Библия молчит о грехах матерей, несмотря на то что их грехи были куда важнее, чем грехи отцов. Цепочка древних образов снова и снова протягивалась от матерей к дочерям, а потом к их дочерям и к дочерям их дочерей…
Может быть, здесь кроется объяснение тому, что женщинам трудно постоять за себя, пользуясь равноправием, предоставленным им обществом.
Я должна от всей души поблагодарить Лисбет Андреассон, которая любезно отредактировала книгу о Ханне с точки зрения специалиста по истории культуры, снабжала меня литературой о Дальсланде и – последнее, но очень важное – перевела некоторые реплики с литературного шведского на дальсландский диалект. Кроме того, хочу выразить мою признательность также и Андерсу Седербергу, за его критику, живое участие и воодушевляющую помощь в подготовке проекта книги. Большое спасибо также моим друзьям Сиву и Джонни Ханссон, которых я дергала всякий раз, когда у меня зависал новый компьютер. А случалось это не один раз.
И, конечно, я хочу поблагодарить моего мужа за то, что он все это выдержал!

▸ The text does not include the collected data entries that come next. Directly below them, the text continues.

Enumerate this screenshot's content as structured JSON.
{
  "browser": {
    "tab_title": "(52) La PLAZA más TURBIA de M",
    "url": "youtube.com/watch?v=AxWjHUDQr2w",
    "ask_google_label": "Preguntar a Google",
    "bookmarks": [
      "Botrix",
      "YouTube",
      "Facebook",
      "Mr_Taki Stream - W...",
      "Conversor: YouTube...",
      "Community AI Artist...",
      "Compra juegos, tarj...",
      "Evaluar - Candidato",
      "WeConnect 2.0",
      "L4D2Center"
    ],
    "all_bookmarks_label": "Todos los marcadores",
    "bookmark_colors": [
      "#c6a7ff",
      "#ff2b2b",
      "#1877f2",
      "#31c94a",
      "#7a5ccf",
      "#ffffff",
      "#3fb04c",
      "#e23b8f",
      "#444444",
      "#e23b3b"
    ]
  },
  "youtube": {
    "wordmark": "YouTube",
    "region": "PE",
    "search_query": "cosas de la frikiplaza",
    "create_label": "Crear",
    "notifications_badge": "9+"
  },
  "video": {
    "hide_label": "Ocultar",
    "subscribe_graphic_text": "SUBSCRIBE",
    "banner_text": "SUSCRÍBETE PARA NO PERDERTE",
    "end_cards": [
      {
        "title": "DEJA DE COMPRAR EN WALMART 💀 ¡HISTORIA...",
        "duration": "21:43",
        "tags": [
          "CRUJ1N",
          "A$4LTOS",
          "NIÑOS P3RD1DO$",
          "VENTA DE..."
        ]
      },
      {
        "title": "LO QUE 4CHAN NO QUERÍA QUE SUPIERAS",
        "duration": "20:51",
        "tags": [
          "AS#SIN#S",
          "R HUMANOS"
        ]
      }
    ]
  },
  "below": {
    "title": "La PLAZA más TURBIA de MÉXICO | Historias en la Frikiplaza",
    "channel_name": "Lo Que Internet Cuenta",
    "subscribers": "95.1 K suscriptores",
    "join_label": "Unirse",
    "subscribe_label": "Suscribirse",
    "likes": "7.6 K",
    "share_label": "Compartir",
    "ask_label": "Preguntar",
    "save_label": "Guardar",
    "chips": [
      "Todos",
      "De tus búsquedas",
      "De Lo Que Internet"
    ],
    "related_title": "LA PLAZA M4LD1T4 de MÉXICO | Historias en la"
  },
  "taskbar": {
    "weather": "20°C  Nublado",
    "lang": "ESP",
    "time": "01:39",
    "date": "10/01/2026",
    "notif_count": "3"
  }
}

И еще одно, последнее замечание. В моей книге нет ничего автобиографического. Анна, Ханна и Юханна нисколько не похожи на меня, мою мать и мою бабушку. Образы Анны, Ханны и Юханны порождены моей фантазией и не имеют ничего общего с реальными людьми. Именно это и делает их такими живыми. Во всяком случае, для меня. И надеюсь, что и для вас, читатель. Может быть, вы задумаетесь о том, какой была ваша бабушка и как ее образ придал форму вашей жизни.
Анна. Пролог
Ей казалось, что стоит ясный зимний день, тихий, светлый – такие дни бывают, когда только что выпадает снег. Раздался резкий, трескучий звук – словно разбился упавший на пол стакан. Звук испугал ее. Как будто кто-то плакал возле кровати, прячась в белизне.
Она часто слышала плач.
Память она утратила четыре года назад. Потом, через несколько месяцев, пропала и речь. Она, правда, видела и слышала, но и люди, и вещи, потеряв имена, лишились и смысла.
Она навеки отбыла в блаженную белую страну, где нет времени. Она не знала ни где стоит ее кровать, ни сколько ей самой лет. Но она, как ребенок, отыскала новый способ поведения, научилась пробуждать милосердие смиренной, покорной улыбкой. Как ребенок, открылась она чувствам, которые помимо слов вибрируют в отношениях людей.
Самой ей было давно ясно, что она должна, обязана умереть. Это было твердое знание, а не мысль.
Были у нее и крепко державшие ее здесь родственники.
Муж приходил к ней каждый день. Встречи с ним проходили в безмолвии. Ему было за девяносто, и он сам уже стоял у роковой черты, но не хотел умирать и не желал знать о смерти. Он всегда твердо контролировал свою и ее жизнь и теперь вел тяжкую борьбу с неотвратимостью. Муж массировал ей спину, сгибал и разгибал колени и громко вслух читал утренние газеты. Она не возражала. Позади у них была долгая и сложная совместная жизнь – они и раньше без слов понимали друг друга.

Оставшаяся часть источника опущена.